Thrips tabaci is a species of very small insect in the genus Thrips in the order Thysanoptera. It is commonly known as the onion thrips, the potato thrips, the tobacco thrips or the cotton seedling thrips. It is an agricultural pest that can damage crops of onions and other plants, and it can additionally act as a vector for plant viruses.

==Description==
In some populations, nearly all onion thrips are female, and males are very rare. The adult onion thrips is some 1 to 1.3 mm long. The body is some shade of yellow, yellowish-brown or brown; the antennae have seven segments, the wings are well-developed and females have an ovipositor at the tip of the abdomen.

==Distribution and host range==
The onion thrips is thought to have originated in the Mediterranean region but is now found on all continents except Antarctica. It infests a wide range of host plants that include onion, leek and garlic, brassicaceous plants such as cabbage, cauliflower and broccoli, asparagus, sugarbeet, melon, pumpkin, marrow and cucumber, strawberry, potato, tobacco, cotton and many fruiting and ornamental plants.
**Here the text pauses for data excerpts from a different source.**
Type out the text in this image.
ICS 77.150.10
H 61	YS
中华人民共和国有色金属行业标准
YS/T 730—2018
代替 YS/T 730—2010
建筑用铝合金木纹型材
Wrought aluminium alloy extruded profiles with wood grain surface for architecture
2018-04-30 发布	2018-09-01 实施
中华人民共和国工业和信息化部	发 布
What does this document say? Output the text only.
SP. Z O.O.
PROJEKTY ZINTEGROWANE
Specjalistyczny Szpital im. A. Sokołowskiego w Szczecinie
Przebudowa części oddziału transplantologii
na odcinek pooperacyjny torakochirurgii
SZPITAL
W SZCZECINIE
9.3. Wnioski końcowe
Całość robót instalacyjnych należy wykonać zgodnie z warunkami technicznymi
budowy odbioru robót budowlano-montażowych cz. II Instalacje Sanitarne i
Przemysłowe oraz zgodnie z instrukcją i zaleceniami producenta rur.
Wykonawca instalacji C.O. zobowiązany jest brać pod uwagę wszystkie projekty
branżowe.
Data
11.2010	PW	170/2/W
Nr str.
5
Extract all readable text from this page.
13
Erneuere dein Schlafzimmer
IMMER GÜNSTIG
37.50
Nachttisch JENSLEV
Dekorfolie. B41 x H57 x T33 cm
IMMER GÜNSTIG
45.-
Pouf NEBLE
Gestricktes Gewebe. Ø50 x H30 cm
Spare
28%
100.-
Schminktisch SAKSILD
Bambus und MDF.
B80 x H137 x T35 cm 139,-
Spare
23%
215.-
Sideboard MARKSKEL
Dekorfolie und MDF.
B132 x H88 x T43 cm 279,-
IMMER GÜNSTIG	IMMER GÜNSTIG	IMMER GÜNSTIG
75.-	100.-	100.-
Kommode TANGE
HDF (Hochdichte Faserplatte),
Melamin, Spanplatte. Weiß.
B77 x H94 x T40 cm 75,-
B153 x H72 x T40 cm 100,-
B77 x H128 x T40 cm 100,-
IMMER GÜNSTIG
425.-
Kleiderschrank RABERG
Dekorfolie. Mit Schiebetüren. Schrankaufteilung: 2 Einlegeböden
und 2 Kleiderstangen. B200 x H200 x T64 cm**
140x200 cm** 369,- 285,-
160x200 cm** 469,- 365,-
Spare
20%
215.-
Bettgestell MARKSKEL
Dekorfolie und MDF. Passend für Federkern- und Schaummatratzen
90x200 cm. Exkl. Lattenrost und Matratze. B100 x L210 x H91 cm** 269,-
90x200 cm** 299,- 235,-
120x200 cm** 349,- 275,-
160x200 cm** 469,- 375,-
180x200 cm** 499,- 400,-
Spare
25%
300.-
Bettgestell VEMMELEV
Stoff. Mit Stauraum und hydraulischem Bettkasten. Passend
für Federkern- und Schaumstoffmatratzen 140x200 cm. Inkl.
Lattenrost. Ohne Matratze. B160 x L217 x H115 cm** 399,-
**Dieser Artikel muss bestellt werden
Onion thrips was the first vector identified for tomato spotted wilt virus, being reported in 1927. There are now some identified populations of onion thrips that are not able to transmit tomato spotted wilt virus, possibly due to genetic spread in the global population.

==Life cycle==
The female inserts her saw-like ovipositor into plant tissues and lays her eggs under the epidermis. The eggs are white at first, turning orange later, and hatch in four to five days. The larvae are white or yellowish and suck sap from the plant tissues. Two larval stages lasting about nine days in total are followed by the non-feeding prepupal and pupal stages which last four to seven days in total. The adult survives for two or three weeks during which time the females lay about eighty eggs. Most of the eggs are unfertilised and produced by parthenogenesis. In Hawaii, only about one in a thousand individuals is male, and in this location, it breeds throughout the year. In cooler climates it overwinters in plant debris and becomes active again in spring.

In populations from different areas, the ratio of males to females varies. A male to female ratio as high as 1 male to 2 females has been recorded from Central Spain, and 1 male to 6 females in Colorado. In contrast, counts as low as 1 male to 300 females have been recorded from Sudan, and in Hawaii a collection of over 5000 specimens held only 5 males in total. Some collections over the years from France, Japan, Taiwan and India have had no reported males at all. One study of the literature published in 1990 suggested a correlation between longitude and male population number, with the higher male counts occurring in the Western hemisphere.

==Damage==
The onion thrips is the most serious insect pest attacking onion crops in the tropics. The thrips rasp and pierce the surface of the plant with their mouthparts, mostly choosing young plant growth. They then add digestive juices and suck up the fluids that seep from the wounds. As the plant part grows, so do the damaged regions, leaving silvery streaks. The more thrips that are present, the greater the area of plant damaged, reducing the area of foliage available for photosynthesis. At the same time, more water is transpired and pathogens can find a way to gain entry. In severely damaged plants, leaves may wither and the whole plant may appear silvery; the crop ripens prematurely but the yield is greatly reduced.

The onion thrips is a vector of certain plant viruses, including iris yellow spot tospovirus, strawberry necrotic shock virus, tobacco streak virus and tomato spotted wilt virus. It is also a vector of Alternaria porri, which causes the fungal disease known as purple blotch.